One theory I hold is that the SEC thought that National Presto might prove an easy "victory" following this succession of highly public failures. In 1999, the New York Society of Securities Analysts (NYSSA) nearly inexplicably chose National Presto as its subject for a project on corporate governance. The NYSSA project was a disaster, with its analysts making recommendations that National Presto devote huge amounts of capital to advertising products that already had razor-thin margins. One analyst, John Tully, noted that National Presto would do much better by its investors if it invested substantially all of its liquid assets and working capital "in conservative ventures generating only 10% returns."

The Cohens' collective responses to this study were rightly contemptuous, stating that if they could find such an unidentified opportunity, they'd invest in it instantly. The helpful folks from NYSSA did not include a list of candidates, unfortunately. The SEC's interest in National Presto in the first place came close on the heels of a call from a Wall Street Journal reporter requesting comment on the as-of-yet unreleased NYSSA report. A full read of Melvin and MaryJo Cohen's responses to this report is a treat.
(A link to it is in the article).

National Presto cannot in any way be accused of candy coating the condition of its core home appliance business. If there were any question whatsoever that the company wasn't just seeing dead people, the blowup of Salton clinches it.

Finally, in the 2008 annual report, Mary had this to say:

Certainly the effects of the liquidity crisis that occurred late in the year demonstrated the wisdom of your Company’s conservative fiscal policy with which the SEC had taken issue. While others scrambled for funds your Company’s strong cash position enabled it to finance all of its operations from internal resources.

So, what’s it all mean?

For me, I find Presto particularly attractive as an investment because I have utmost confidence that any money retained by the company will be spent wisely or not spent at all. Excess cash will be distributed to shareholders in the form of a dividend making it particularly attractive for tax advantaged accounts. The adversity outlined above gives me confidence in Mary Cohen’s leadership and capital allocation abilities and the company’s emphasis on surviving first and profits second, no matter what, means that this investment is safer than many others. I find her honesty expressed in the annual letters refreshing.

I’m in.


ps: Still "in". 

1 Comments – Post Your Own

#1) On May 08, 2014 at 5:28 PM, TransverseSlice (< 20) wrote:


 `a portion of that "special" dividend is in a sense really a partial return of capital as it is coming out of the municipal bond holdings'

 Are you sure about this?
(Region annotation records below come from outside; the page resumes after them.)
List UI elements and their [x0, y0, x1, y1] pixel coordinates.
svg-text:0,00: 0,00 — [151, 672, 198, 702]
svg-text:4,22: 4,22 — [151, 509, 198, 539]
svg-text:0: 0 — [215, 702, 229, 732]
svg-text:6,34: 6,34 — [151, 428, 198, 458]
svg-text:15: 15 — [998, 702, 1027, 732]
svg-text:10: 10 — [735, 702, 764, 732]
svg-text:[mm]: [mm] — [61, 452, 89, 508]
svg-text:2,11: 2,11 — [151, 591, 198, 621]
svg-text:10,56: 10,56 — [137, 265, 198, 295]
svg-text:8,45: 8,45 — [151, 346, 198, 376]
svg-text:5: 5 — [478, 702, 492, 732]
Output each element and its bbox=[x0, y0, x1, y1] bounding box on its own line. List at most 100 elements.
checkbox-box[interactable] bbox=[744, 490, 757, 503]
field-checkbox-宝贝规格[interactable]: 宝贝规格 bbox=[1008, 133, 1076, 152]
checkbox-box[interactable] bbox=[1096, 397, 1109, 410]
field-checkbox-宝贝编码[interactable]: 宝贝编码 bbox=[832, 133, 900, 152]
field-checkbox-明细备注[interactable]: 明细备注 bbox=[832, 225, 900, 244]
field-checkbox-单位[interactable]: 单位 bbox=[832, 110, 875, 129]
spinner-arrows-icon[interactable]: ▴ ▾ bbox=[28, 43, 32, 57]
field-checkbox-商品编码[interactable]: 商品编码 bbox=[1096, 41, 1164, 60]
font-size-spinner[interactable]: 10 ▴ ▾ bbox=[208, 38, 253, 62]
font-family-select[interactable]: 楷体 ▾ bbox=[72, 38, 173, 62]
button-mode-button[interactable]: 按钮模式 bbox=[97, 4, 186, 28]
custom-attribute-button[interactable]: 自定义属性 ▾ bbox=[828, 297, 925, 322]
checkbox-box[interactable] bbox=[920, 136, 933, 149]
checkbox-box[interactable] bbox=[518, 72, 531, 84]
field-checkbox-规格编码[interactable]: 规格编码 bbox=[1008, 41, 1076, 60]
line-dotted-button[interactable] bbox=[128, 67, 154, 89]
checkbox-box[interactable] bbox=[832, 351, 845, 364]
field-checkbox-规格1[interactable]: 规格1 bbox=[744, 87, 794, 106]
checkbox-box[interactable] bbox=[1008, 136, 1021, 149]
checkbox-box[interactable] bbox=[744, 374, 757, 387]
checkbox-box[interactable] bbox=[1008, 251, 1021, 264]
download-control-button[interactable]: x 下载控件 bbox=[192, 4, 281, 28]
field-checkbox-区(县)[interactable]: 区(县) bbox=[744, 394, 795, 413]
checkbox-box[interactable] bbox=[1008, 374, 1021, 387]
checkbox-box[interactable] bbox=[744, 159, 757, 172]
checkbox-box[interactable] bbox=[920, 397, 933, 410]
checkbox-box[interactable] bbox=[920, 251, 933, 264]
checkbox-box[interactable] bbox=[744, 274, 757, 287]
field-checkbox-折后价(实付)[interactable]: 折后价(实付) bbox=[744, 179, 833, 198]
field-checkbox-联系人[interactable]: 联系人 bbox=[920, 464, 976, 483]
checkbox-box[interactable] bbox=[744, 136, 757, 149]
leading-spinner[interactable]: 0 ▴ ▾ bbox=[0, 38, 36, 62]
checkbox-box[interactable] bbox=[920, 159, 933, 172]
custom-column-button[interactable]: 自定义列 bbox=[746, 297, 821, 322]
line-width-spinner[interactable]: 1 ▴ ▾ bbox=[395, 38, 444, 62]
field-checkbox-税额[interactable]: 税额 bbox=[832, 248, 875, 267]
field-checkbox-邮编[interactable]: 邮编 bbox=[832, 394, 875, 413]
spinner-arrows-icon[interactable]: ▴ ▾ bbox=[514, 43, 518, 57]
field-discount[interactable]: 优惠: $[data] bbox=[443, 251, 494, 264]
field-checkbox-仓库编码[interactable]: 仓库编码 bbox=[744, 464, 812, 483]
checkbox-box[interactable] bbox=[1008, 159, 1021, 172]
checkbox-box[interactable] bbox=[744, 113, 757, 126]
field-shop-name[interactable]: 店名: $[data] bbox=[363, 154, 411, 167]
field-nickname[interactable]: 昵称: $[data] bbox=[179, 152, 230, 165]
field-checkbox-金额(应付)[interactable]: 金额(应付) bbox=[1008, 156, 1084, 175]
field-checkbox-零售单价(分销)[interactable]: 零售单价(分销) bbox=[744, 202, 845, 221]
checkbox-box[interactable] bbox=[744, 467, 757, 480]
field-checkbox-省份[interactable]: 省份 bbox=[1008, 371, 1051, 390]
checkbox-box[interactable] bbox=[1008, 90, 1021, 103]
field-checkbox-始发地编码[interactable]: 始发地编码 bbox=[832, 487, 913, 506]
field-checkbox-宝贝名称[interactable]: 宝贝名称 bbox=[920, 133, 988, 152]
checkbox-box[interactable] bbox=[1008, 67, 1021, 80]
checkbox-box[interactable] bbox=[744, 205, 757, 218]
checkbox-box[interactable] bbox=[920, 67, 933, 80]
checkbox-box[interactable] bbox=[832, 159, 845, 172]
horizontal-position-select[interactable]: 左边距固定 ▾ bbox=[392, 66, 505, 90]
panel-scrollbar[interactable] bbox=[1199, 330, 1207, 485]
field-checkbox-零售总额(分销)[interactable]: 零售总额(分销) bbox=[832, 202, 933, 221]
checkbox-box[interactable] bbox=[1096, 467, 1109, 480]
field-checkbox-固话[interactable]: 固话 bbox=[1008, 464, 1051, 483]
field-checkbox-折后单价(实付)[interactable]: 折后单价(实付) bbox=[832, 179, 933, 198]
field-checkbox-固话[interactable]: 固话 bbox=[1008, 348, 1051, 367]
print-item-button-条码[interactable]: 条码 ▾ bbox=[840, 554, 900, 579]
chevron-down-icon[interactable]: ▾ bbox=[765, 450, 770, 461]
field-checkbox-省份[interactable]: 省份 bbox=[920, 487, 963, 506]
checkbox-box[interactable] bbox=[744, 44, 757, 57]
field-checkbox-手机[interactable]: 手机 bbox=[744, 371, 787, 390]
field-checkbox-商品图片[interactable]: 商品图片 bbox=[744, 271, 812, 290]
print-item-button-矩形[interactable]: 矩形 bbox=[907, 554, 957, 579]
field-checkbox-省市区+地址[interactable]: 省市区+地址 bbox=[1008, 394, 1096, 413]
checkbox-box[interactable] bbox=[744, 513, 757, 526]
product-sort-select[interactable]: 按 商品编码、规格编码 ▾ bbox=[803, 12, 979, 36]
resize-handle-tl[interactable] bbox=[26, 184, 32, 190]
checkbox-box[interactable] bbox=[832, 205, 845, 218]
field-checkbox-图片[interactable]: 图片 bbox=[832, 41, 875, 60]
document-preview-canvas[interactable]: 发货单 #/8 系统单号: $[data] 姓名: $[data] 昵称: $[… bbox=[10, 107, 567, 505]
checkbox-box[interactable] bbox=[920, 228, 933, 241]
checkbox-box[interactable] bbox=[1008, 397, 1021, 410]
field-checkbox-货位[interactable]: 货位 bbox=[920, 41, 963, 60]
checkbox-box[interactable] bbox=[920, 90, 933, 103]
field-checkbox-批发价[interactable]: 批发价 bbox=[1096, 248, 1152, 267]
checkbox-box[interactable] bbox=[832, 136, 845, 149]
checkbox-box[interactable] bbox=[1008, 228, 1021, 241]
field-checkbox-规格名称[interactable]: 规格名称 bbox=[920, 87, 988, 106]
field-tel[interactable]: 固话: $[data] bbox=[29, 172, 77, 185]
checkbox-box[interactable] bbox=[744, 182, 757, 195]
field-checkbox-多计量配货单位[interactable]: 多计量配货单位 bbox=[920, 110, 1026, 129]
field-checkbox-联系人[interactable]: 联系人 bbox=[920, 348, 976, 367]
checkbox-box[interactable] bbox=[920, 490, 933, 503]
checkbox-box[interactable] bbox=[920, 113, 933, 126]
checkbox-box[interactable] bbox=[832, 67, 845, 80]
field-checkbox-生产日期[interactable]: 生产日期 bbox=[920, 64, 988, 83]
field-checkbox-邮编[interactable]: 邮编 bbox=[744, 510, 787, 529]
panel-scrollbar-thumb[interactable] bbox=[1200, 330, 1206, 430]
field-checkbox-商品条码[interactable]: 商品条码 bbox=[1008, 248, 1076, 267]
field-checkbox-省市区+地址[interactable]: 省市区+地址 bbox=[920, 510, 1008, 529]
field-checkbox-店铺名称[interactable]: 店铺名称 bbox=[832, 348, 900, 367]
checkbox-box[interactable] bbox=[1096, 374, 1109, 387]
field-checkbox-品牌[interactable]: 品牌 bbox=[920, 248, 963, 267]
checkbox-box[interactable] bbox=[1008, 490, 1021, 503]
Quoting from the most recent letter to shareholders

`Late in the year, the Board of Directors approved dividend action for the 70th consecutive year. A resolution subsequently adopted, authorized disbursement of a single lump sum in March 2014, consisting of a regular dividend of $1.00 per share plus an extra of $4.05 per share. As in past years, the entire dividend was derived from operating earnings.'

My rough calculations looking at the income statments from the past two years seem to support that the dividend was covered by operations. I could be wrong though, since acquisitions accounting may be clouding the issue. Sure, many of the municipal bond holdings have been liquidated but I don't think they are being used to fund the dividend (acquisitions + heavy investment in the Absorbent products segment).

I am a big fan of NPK for some of the reasons you state and many others (although I would prefer not to `talk my book' in much detail on a public discussion board).